Auslegung des Begriffs "Reduktionssatz". Im Bereich von Treibstoffpreisen umfasst der Begriff "Reduktionssatz" auch einen in Franken und Rappen angegebenen "Reduktionsbetrag". Dies führt dazu, dass die Angabe eines Reduktionsbetrags von 3 Rappen pro Liter auf Benzin und Diesel auch ohne Preisbekanntgabe zulässig ist (Art. 1-3 UGW, Art. 24 Abs. 1 lit. b UWG, Art. 1 PBV, Art. 13 PBV, Art. 17 PBV; E. 4, E. 5.1, 5.3 und 5.4).



Sachverhalt

Mit Strafbefehl des Bezirksstatthalteramtes A. vom 2. Juni 2008 wurde X. der mehrfachen Widerhandlung gegen das Bundesgesetz gegen den unlauteren Wettbewerb (UWG) schuldig erklärt und zur Bezahlung einer Busse in der Höhe von CHF 2'500.00, bei Nichtbezahlen der Busse zu einer Ersatzfreiheitsstrafe von 25 Tagen, verurteilt; dies in Anwendung von Art. 24 Abs. 1 lit. b UWG (in Verbindung mit Art. 17 und 20 der Preisbekanntgabeverordnung [PBV]), Art. 36 StGB, Art. 49 Abs. 1 StGB und Art. 106 StGB. Zu Begründung wurde ausgeführt, der Angeschuldigte sei als Vorsitzender der Geschäftsleitung der Z. AG verantwortlich für die Werbeinserate, in welcher dafür geworben worden sei, dass für bestimmte Zeit an allen Tankstellen der Z. AG gegen Abgabe eines Gutscheins Benzin und Diesel für 3 Rappen weniger pro Liter bezogen werden könne. Mit diesen Inseraten habe er insofern gegen die Preisbekanntgabeverordnung verstossen, als er im Rahmen einer Werbung bezifferte Hinweise auf Preisreduktionen geliefert, jedoch den tatsächlich zu bezahlenden Preis pflichtwidrig nicht bekannt gegeben habe.
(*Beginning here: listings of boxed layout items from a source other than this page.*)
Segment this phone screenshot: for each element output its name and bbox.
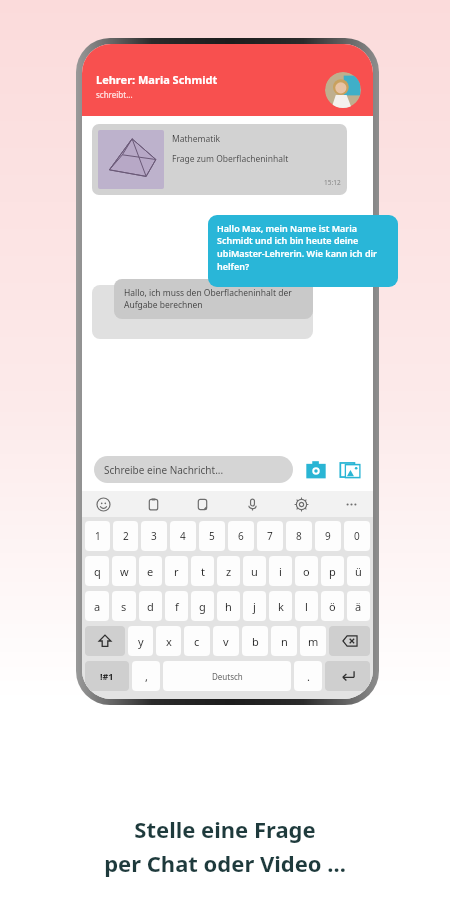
- button[interactable]: Zwischenablage: [146, 497, 161, 512]
- button[interactable]: 9: [315, 521, 341, 551]
- button[interactable]: e: [139, 556, 162, 586]
- button[interactable]: Eingabe: [325, 661, 370, 691]
- button[interactable]: l: [295, 591, 318, 621]
- staticText: schreibt...: [96, 89, 133, 100]
- button[interactable]: m: [300, 626, 326, 656]
- button[interactable]: c: [184, 626, 210, 656]
- button[interactable]: Löschen: [329, 626, 370, 656]
- button[interactable]: Deutsch: [163, 661, 291, 691]
- button[interactable]: !#1: [85, 661, 129, 691]
- button[interactable]: i: [269, 556, 292, 586]
- button[interactable]: Kamera: [305, 459, 327, 481]
- button[interactable]: Umschalt: [85, 626, 125, 656]
- button[interactable]: Mikrofon: [245, 497, 260, 512]
- staticText: r: [174, 564, 179, 579]
- staticText: 8: [296, 529, 302, 543]
- button[interactable]: Schreibe eine Nachricht...: [94, 456, 293, 483]
- button[interactable]: u: [243, 556, 266, 586]
- button[interactable]: q: [85, 556, 109, 586]
- staticText: b: [252, 634, 259, 649]
- staticText: per Chat oder Video ...: [104, 848, 346, 878]
- staticText: ä: [355, 599, 362, 614]
- staticText: Deutsch: [212, 671, 243, 682]
- staticText: Mathematik: [172, 133, 221, 145]
- button[interactable]: 8: [286, 521, 312, 551]
- staticText: h: [225, 599, 232, 614]
- button[interactable]: 7: [257, 521, 283, 551]
- staticText: u: [251, 564, 258, 579]
- button[interactable]: ö: [321, 591, 344, 621]
- staticText: d: [147, 599, 154, 614]
- staticText: 2: [123, 529, 129, 543]
- button[interactable]: b: [242, 626, 268, 656]
- staticText: Frage zum Oberflacheninhalt: [172, 153, 289, 165]
- button[interactable]: g: [191, 591, 214, 621]
- staticText: t: [201, 564, 205, 579]
- staticText: Stelle eine Frage: [134, 814, 316, 844]
- staticText: j: [253, 599, 256, 614]
- button[interactable]: 2: [113, 521, 138, 551]
- staticText: v: [223, 634, 229, 649]
- button[interactable]: Emoji: [96, 497, 111, 512]
- staticText: f: [175, 599, 179, 614]
- button[interactable]: n: [271, 626, 297, 656]
- staticText: e: [147, 564, 154, 579]
- button[interactable]: h: [217, 591, 240, 621]
- button[interactable]: Mathematik: [92, 124, 347, 195]
- staticText: i: [279, 564, 282, 579]
- button[interactable]: x: [156, 626, 181, 656]
- staticText: 6: [238, 529, 244, 543]
- button[interactable]: Mehr: [344, 497, 359, 512]
- staticText: x: [166, 634, 172, 649]
- button[interactable]: .: [294, 661, 322, 691]
- button[interactable]: Lehrer: Maria Schmidt: [96, 72, 325, 100]
- button[interactable]: Lehrerprofil: [325, 72, 361, 108]
- staticText: Schreibe eine Nachricht...: [104, 463, 224, 477]
- button[interactable]: d: [139, 591, 162, 621]
- button[interactable]: ü: [347, 556, 370, 586]
- button[interactable]: f: [165, 591, 188, 621]
- staticText: c: [194, 634, 200, 649]
- button[interactable]: t: [191, 556, 214, 586]
- button[interactable]: 6: [228, 521, 254, 551]
- staticText: p: [329, 564, 336, 579]
- button[interactable]: 0: [344, 521, 370, 551]
- staticText: n: [281, 634, 288, 649]
- button[interactable]: o: [295, 556, 318, 586]
- button[interactable]: Sticker: [195, 497, 210, 512]
- button[interactable]: a: [85, 591, 109, 621]
- button[interactable]: p: [321, 556, 344, 586]
- button[interactable]: r: [165, 556, 188, 586]
- button[interactable]: v: [213, 626, 239, 656]
- staticText: w: [120, 564, 129, 579]
- staticText: g: [199, 599, 206, 614]
- staticText: q: [94, 564, 101, 579]
- button[interactable]: 4: [170, 521, 196, 551]
- staticText: 4: [180, 529, 186, 543]
- staticText: 15:12: [324, 178, 341, 187]
- staticText: z: [226, 564, 232, 579]
- button[interactable]: ,: [132, 661, 160, 691]
- staticText: Hallo Max, mein Name ist Maria Schmidt u…: [217, 222, 389, 273]
- button[interactable]: s: [112, 591, 136, 621]
- button[interactable]: y: [128, 626, 153, 656]
- button[interactable]: 1: [85, 521, 110, 551]
- button[interactable]: ä: [347, 591, 370, 621]
- staticText: 5: [209, 529, 215, 543]
- staticText: Hallo, ich muss den Oberflacheninhalt de…: [124, 287, 303, 311]
- staticText: 9: [325, 529, 331, 543]
- staticText: ü: [355, 564, 362, 579]
- button[interactable]: k: [269, 591, 292, 621]
- staticText: 1: [95, 529, 101, 543]
- button[interactable]: Hallo, ich muss den Oberflacheninhalt de…: [114, 279, 313, 319]
- button[interactable]: w: [112, 556, 136, 586]
- staticText: Lehrer: Maria Schmidt: [96, 72, 218, 87]
- button[interactable]: z: [217, 556, 240, 586]
- button[interactable]: Hallo Max, mein Name ist Maria Schmidt u…: [208, 215, 398, 287]
- staticText: k: [278, 599, 284, 614]
- button[interactable]: 5: [199, 521, 225, 551]
- button[interactable]: Galerie: [339, 459, 361, 481]
- button[interactable]: Einstellungen: [294, 497, 309, 512]
- button[interactable]: j: [243, 591, 266, 621]
- button[interactable]: 3: [141, 521, 167, 551]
Gegen den Strafbefehl erhob X. mit Schreiben vom 16. Juni 2008 Einsprache und beantragte, er sei unter Kosten- und Entschädigungsfolge zulasten der Vorinstanz freizusprechen. Mit Schreiben vom 14. Juli 2008 stellte die Staatsanwaltschaft Basel-Landschaft den Antrag auf eine dem Strafbefehl entsprechende Verurteilung. Mit Urteil der Strafgerichtspräsidentin vom 24. November 2008 bestätigte die Strafgerichtspräsidentin den Strafbefehl des Bezirksstatthalteramtes vom 2. Juni 2008. Gegen dieses Urteil erhob X. mit Eingabe vom 4. Dezember 2008 die Appellation und beantragte, das angefochtene Urteil sei vollumfänglich aufzuheben und er sei von der Anschuldigung der mehrfachen Widerhandlung gegen das Bundesgesetz gegen den unlauteren Wettbewerb unter Kosten- und Entschädigungsfolge zu Lasten der Vorinstanz freizusprechen. Die Staatsanwaltschaft schloss mit Eingabe vom 6. März 2009 auf vollumfängliche Abweisung der Appellation.



Erwägungen

1. ( … )


2. ( … )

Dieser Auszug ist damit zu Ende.